Uh oh. That last tweet you sent sparked some wildfire among your followers, and now they’re flaming you. Maybe it was in bad taste, maybe you used a tad too much profanity for some, or maybe they’re just a little sensitive today.
Whatever the reason, you’re pretty sure you need to delete that tweet. But before you do, consider some Twitter etiquette tips for when to delete – and when to leave things well enough alone.
Twitter is not email. You’re not sending a tweet to just one person or a group of friends.
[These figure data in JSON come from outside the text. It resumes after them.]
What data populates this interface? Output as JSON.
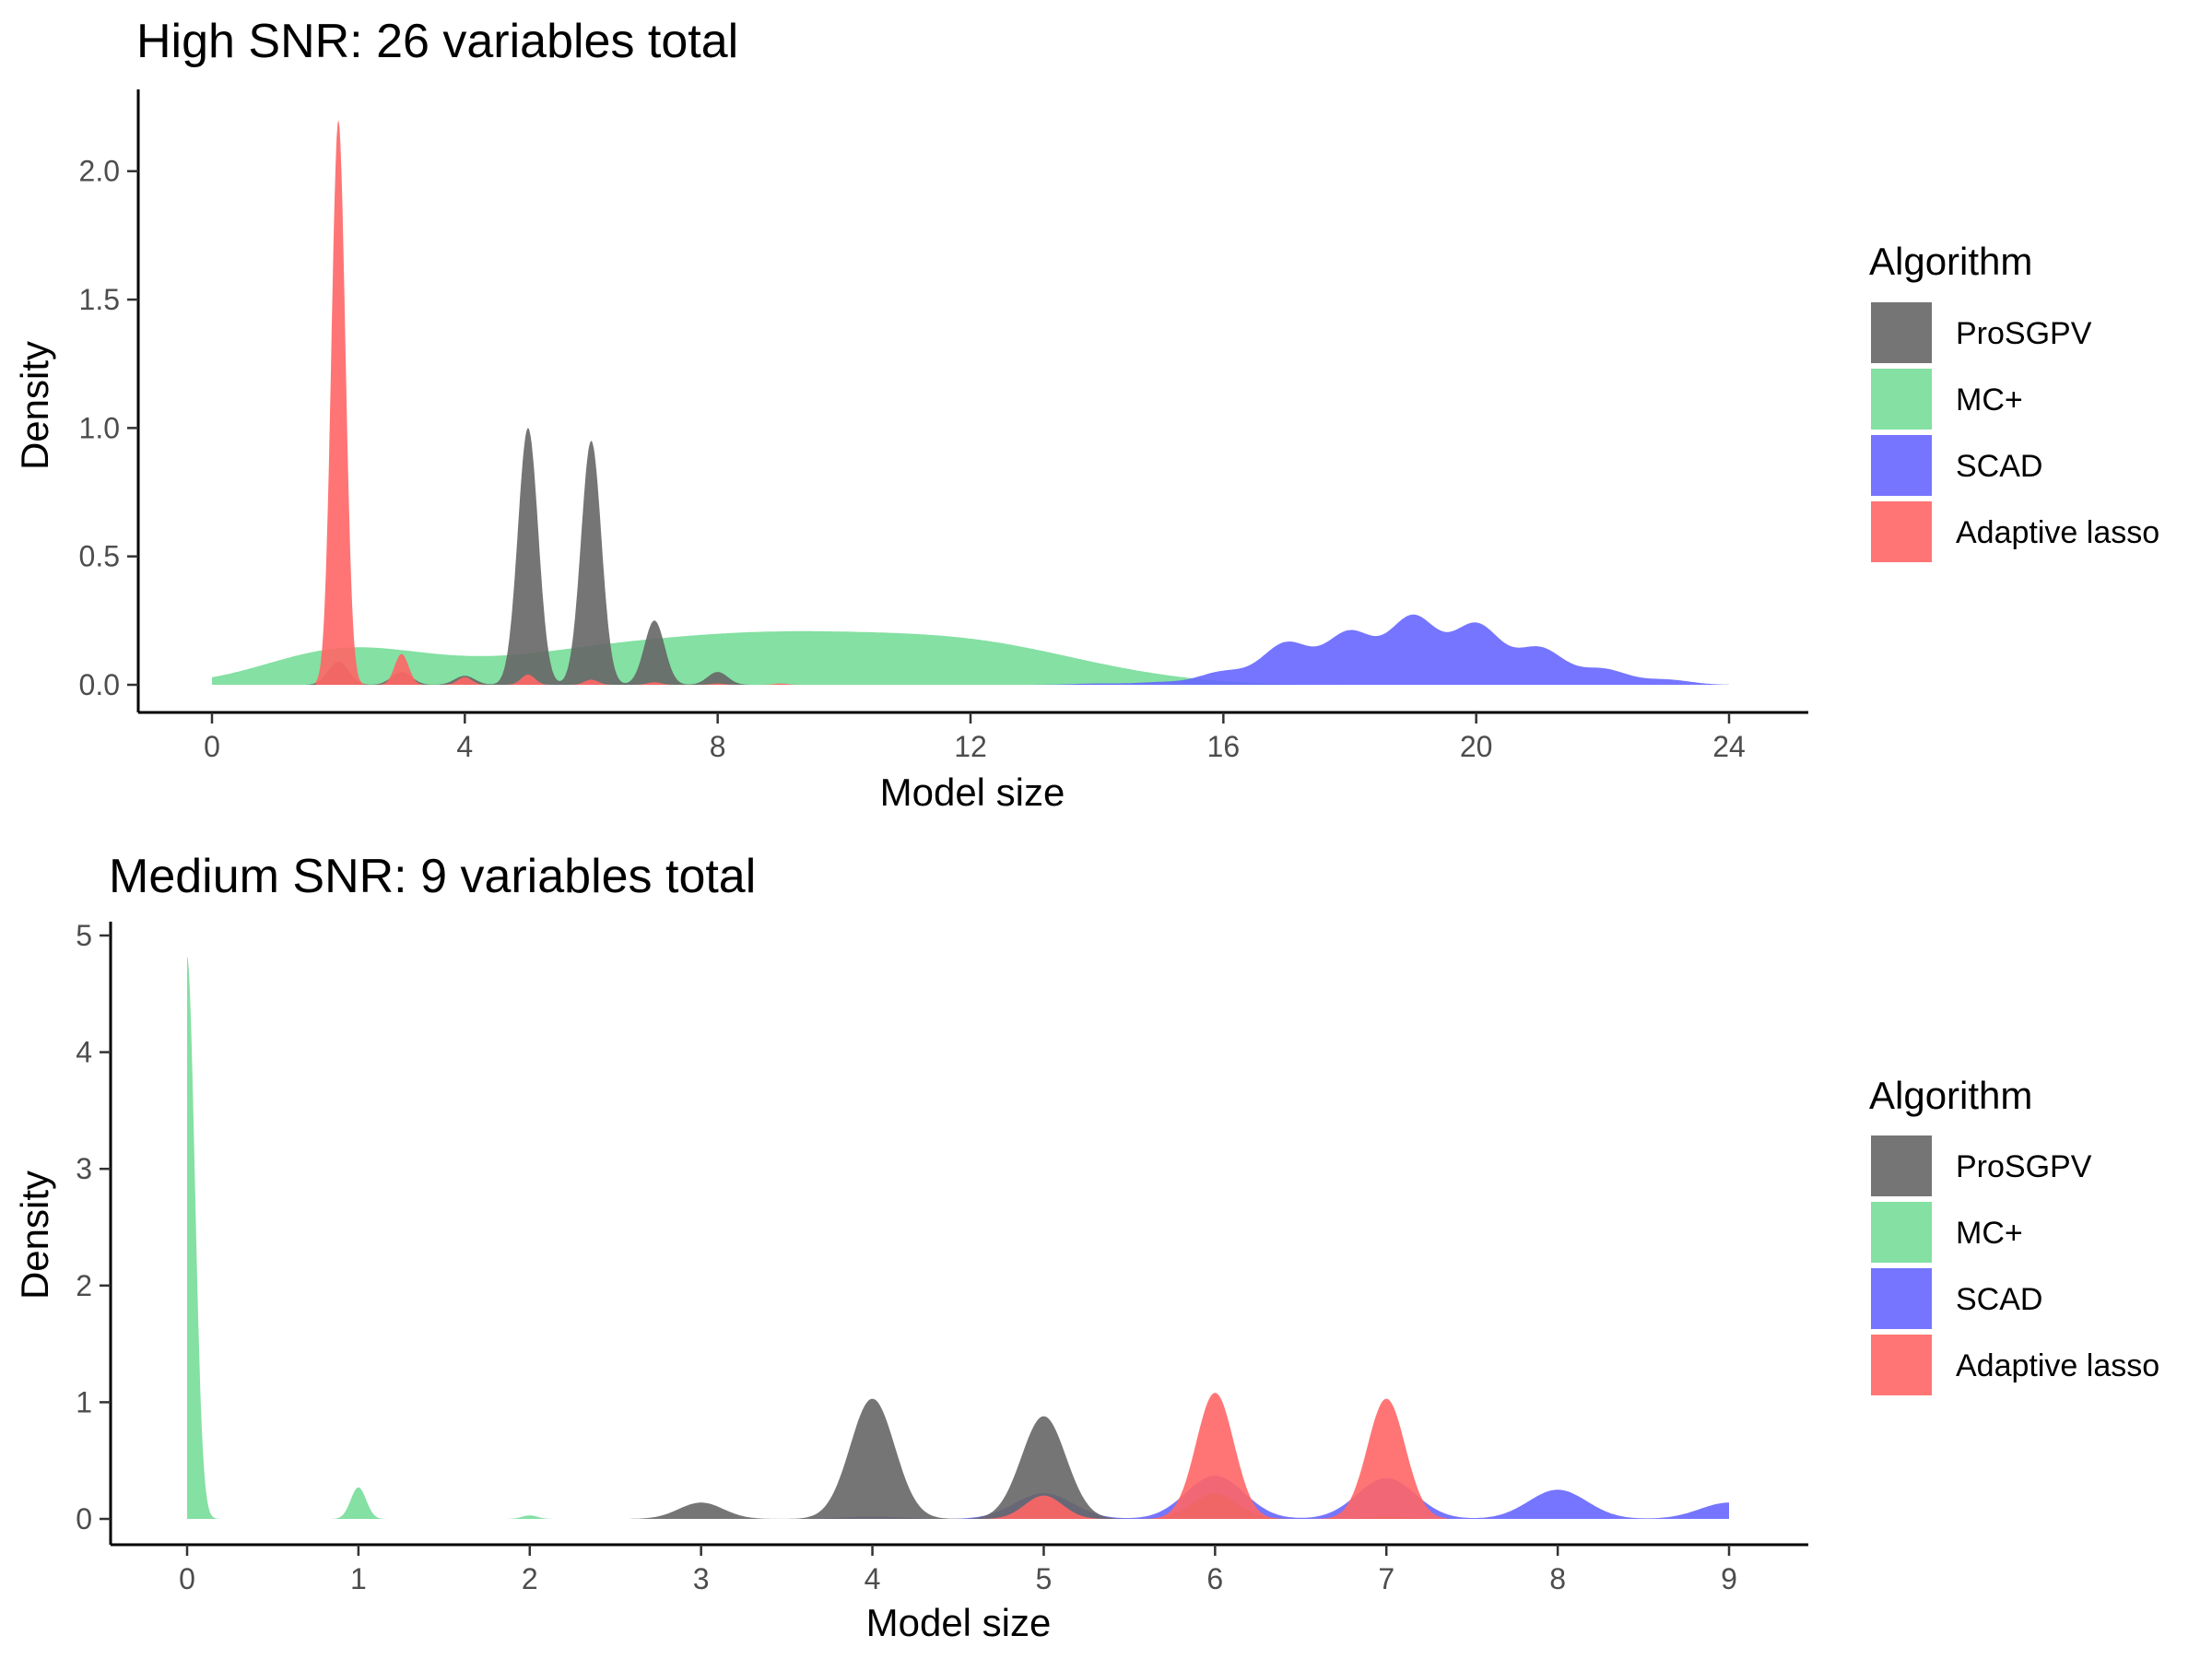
{
  "chart_data": [
    {
      "type": "area",
      "title": "High SNR: 26 variables total",
      "xlabel": "Model size",
      "ylabel": "Density",
      "xlim": [
        0,
        24
      ],
      "ylim": [
        0,
        2.2
      ],
      "xticks": [
        "0",
        "4",
        "8",
        "12",
        "16",
        "20",
        "24"
      ],
      "yticks": [
        "0.0",
        "0.5",
        "1.0",
        "1.5",
        "2.0"
      ],
      "grid": false,
      "legend": {
        "title": "Algorithm",
        "position": "right"
      },
      "series": [
        {
          "name": "ProSGPV",
          "color": "#666666",
          "x": [
            2,
            3,
            4,
            5,
            6,
            7,
            8
          ],
          "y": [
            0.09,
            0.05,
            0.035,
            1.0,
            0.95,
            0.25,
            0.05
          ]
        },
        {
          "name": "MC+",
          "color": "#77dd99",
          "x": [
            0,
            1,
            2,
            3,
            4,
            5,
            6,
            7,
            8,
            9,
            10,
            11,
            12,
            13,
            14,
            15,
            16
          ],
          "y": [
            0.0,
            0.04,
            0.085,
            0.06,
            0.04,
            0.05,
            0.07,
            0.08,
            0.09,
            0.095,
            0.092,
            0.09,
            0.085,
            0.065,
            0.035,
            0.015,
            0.003
          ]
        },
        {
          "name": "SCAD",
          "color": "#6666ff",
          "x": [
            14,
            15,
            16,
            17,
            18,
            19,
            20,
            21,
            22,
            23,
            24
          ],
          "y": [
            0.005,
            0.01,
            0.05,
            0.16,
            0.2,
            0.26,
            0.23,
            0.14,
            0.06,
            0.02,
            0.0
          ]
        },
        {
          "name": "Adaptive lasso",
          "color": "#ff6666",
          "x": [
            2,
            3,
            4,
            5,
            6,
            7,
            8,
            9
          ],
          "y": [
            2.2,
            0.12,
            0.03,
            0.04,
            0.02,
            0.01,
            0.005,
            0.005
          ]
        }
      ]
    },
    {
      "type": "area",
      "title": "Medium SNR: 9 variables total",
      "xlabel": "Model size",
      "ylabel": "Density",
      "xlim": [
        0,
        9
      ],
      "ylim": [
        0,
        5
      ],
      "xticks": [
        "0",
        "1",
        "2",
        "3",
        "4",
        "5",
        "6",
        "7",
        "8",
        "9"
      ],
      "yticks": [
        "0",
        "1",
        "2",
        "3",
        "4",
        "5"
      ],
      "grid": false,
      "legend": {
        "title": "Algorithm",
        "position": "right"
      },
      "series": [
        {
          "name": "ProSGPV",
          "color": "#666666",
          "x": [
            3,
            4,
            5,
            6,
            7
          ],
          "y": [
            0.14,
            1.03,
            0.88,
            0.22,
            0.02
          ]
        },
        {
          "name": "MC+",
          "color": "#77dd99",
          "x": [
            0,
            1,
            2
          ],
          "y": [
            4.82,
            0.27,
            0.03
          ]
        },
        {
          "name": "SCAD",
          "color": "#6666ff",
          "x": [
            4,
            5,
            6,
            7,
            8,
            9
          ],
          "y": [
            0.02,
            0.22,
            0.37,
            0.35,
            0.25,
            0.14
          ]
        },
        {
          "name": "Adaptive lasso",
          "color": "#ff6666",
          "x": [
            5,
            6,
            7
          ],
          "y": [
            0.2,
            1.08,
            1.03
          ]
        }
      ]
    }
  ]
}
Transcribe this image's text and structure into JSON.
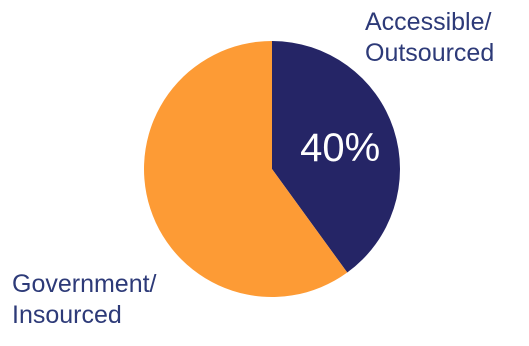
{
  "chart_data": {
    "type": "pie",
    "title": "",
    "slices": [
      {
        "label_lines": [
          "Accessible/",
          "Outsourced"
        ],
        "value": 40,
        "value_label": "40%",
        "color": "#252566"
      },
      {
        "label_lines": [
          "Government/",
          "Insourced"
        ],
        "value": 60,
        "value_label": "",
        "color": "#fd9b35"
      }
    ],
    "legend": "labels-outside",
    "start_angle_deg": 0
  }
}
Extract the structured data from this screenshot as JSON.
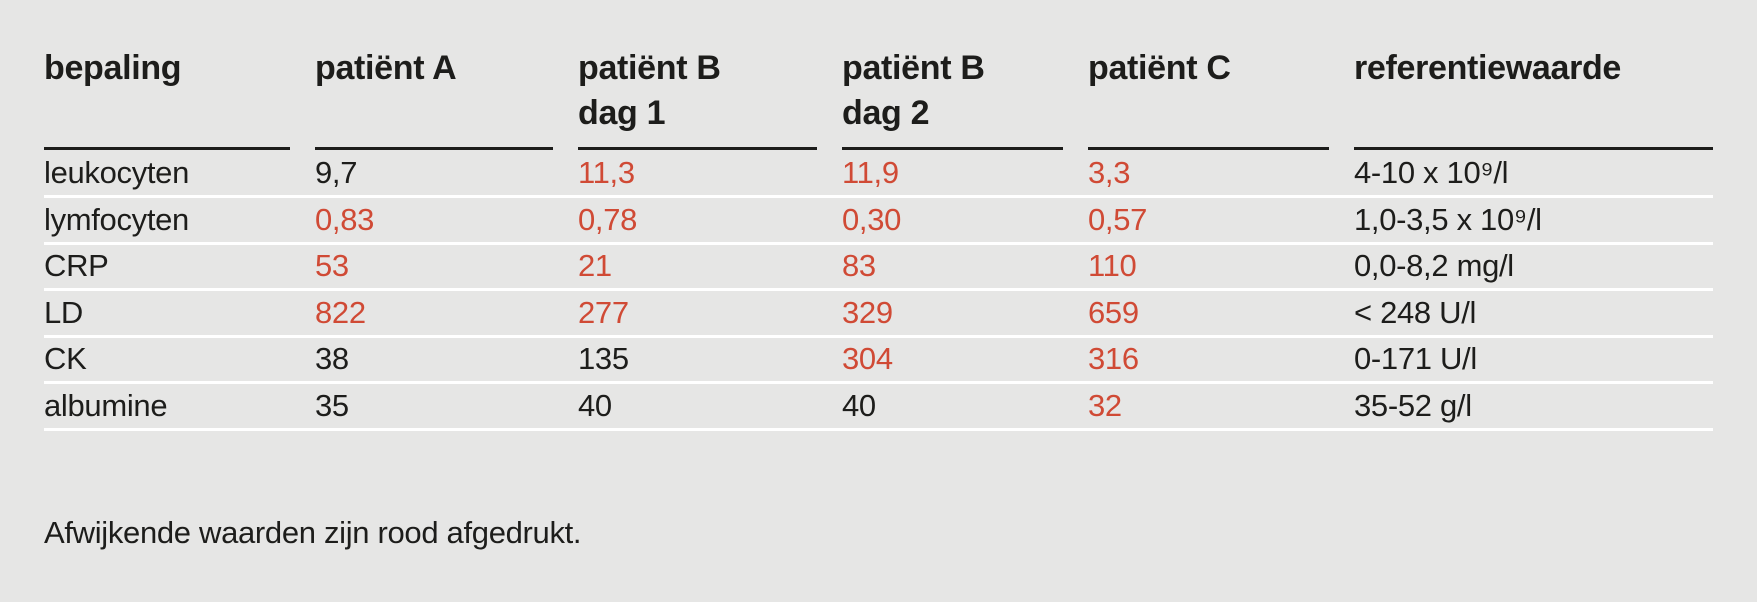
{
  "colors": {
    "background": "#e6e6e5",
    "text": "#1d1d1b",
    "abnormal": "#d04a35",
    "separator": "#ffffff"
  },
  "table": {
    "columns": [
      {
        "label": "bepaling",
        "sublabel": ""
      },
      {
        "label": "patiënt A",
        "sublabel": ""
      },
      {
        "label": "patiënt B",
        "sublabel": "dag 1"
      },
      {
        "label": "patiënt B",
        "sublabel": "dag 2"
      },
      {
        "label": "patiënt C",
        "sublabel": ""
      },
      {
        "label": "referentiewaarde",
        "sublabel": ""
      }
    ],
    "rows": [
      {
        "name": "leukocyten",
        "values": [
          {
            "text": "9,7",
            "abnormal": false
          },
          {
            "text": "11,3",
            "abnormal": true
          },
          {
            "text": "11,9",
            "abnormal": true
          },
          {
            "text": "3,3",
            "abnormal": true
          }
        ],
        "reference": "4-10 x 10⁹/l"
      },
      {
        "name": "lymfocyten",
        "values": [
          {
            "text": "0,83",
            "abnormal": true
          },
          {
            "text": "0,78",
            "abnormal": true
          },
          {
            "text": "0,30",
            "abnormal": true
          },
          {
            "text": "0,57",
            "abnormal": true
          }
        ],
        "reference": "1,0-3,5 x 10⁹/l"
      },
      {
        "name": "CRP",
        "values": [
          {
            "text": "53",
            "abnormal": true
          },
          {
            "text": "21",
            "abnormal": true
          },
          {
            "text": "83",
            "abnormal": true
          },
          {
            "text": "110",
            "abnormal": true
          }
        ],
        "reference": "0,0-8,2 mg/l"
      },
      {
        "name": "LD",
        "values": [
          {
            "text": "822",
            "abnormal": true
          },
          {
            "text": "277",
            "abnormal": true
          },
          {
            "text": "329",
            "abnormal": true
          },
          {
            "text": "659",
            "abnormal": true
          }
        ],
        "reference": "< 248 U/l"
      },
      {
        "name": "CK",
        "values": [
          {
            "text": "38",
            "abnormal": false
          },
          {
            "text": "135",
            "abnormal": false
          },
          {
            "text": "304",
            "abnormal": true
          },
          {
            "text": "316",
            "abnormal": true
          }
        ],
        "reference": "0-171 U/l"
      },
      {
        "name": "albumine",
        "values": [
          {
            "text": "35",
            "abnormal": false
          },
          {
            "text": "40",
            "abnormal": false
          },
          {
            "text": "40",
            "abnormal": false
          },
          {
            "text": "32",
            "abnormal": true
          }
        ],
        "reference": "35-52 g/l"
      }
    ]
  },
  "footer": {
    "note": "Afwijkende waarden zijn rood afgedrukt."
  }
}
When you hit “Tweet”, those 140-or-fewer-characters have the potential to be seen by every single one of Twitter’s 500 million users.
But even if you think long and hard about what you’re sending out there to the masses, you always run the risk of regretting a tweet.
So when should you put your tail between your legs and actually delete a tweet?
The answer isn’t simple, unfortunately. Because of the very public nature of everything you tweet, you’ve got to weigh the pros and cons of deleting a tweet before you go ahead with it.
Let’s say you tweeted something that is “off-brand” for your business – like an inappropriate picture of you out partying after-hours.
In this case, you could delete the tweet right when you realize you shouldn’t have tweeted it. However, you’ve got to keep in mind that the second you tweeted it, it could have been retweeted by any one of your followers.
Rather than delete this embarrassing tweet, you might want to consider the alternatives. You could apologize for the photo. You could own up to it, and admit you needed to let off some steam (after all, we’re all human).
However, if the photo is really embarrassing, delete it. Right now.
Right after you delete a tweet, it’s best to send out a quick acknowledgement of deletion. Just tweeting something like “Sorry for that last tweet, folks!” is enough to show people that you’re aware you made a mistake, but you don’t want to address the content of that rogue tweet.
So what situations call for a deleted tweet?
- Anything that diminishes your personal brand
- A tweet full of profanity (if that’s not your regular tweeting habit)
- An embarrassing photo or video
- A tweet that has several spelling or punctuation problems
- A dead link (sending out a similar tweet with the correct link is good form here, if you can find it)
- A half-finished tweet that you sent too early
And there are some situations in which you usually shouldn’t delete a tweet, even if you want to. Times where you lost an argument with another user, perhaps, or when you got negative feedback from your community over one of your opinions. If you delete a tweet or two in one of these situations, you’ll be sending a message that you’re not totally above-board in your tweeting habits, and you’ll be seen as someone who “sanitizes” their image a little too thoroughly.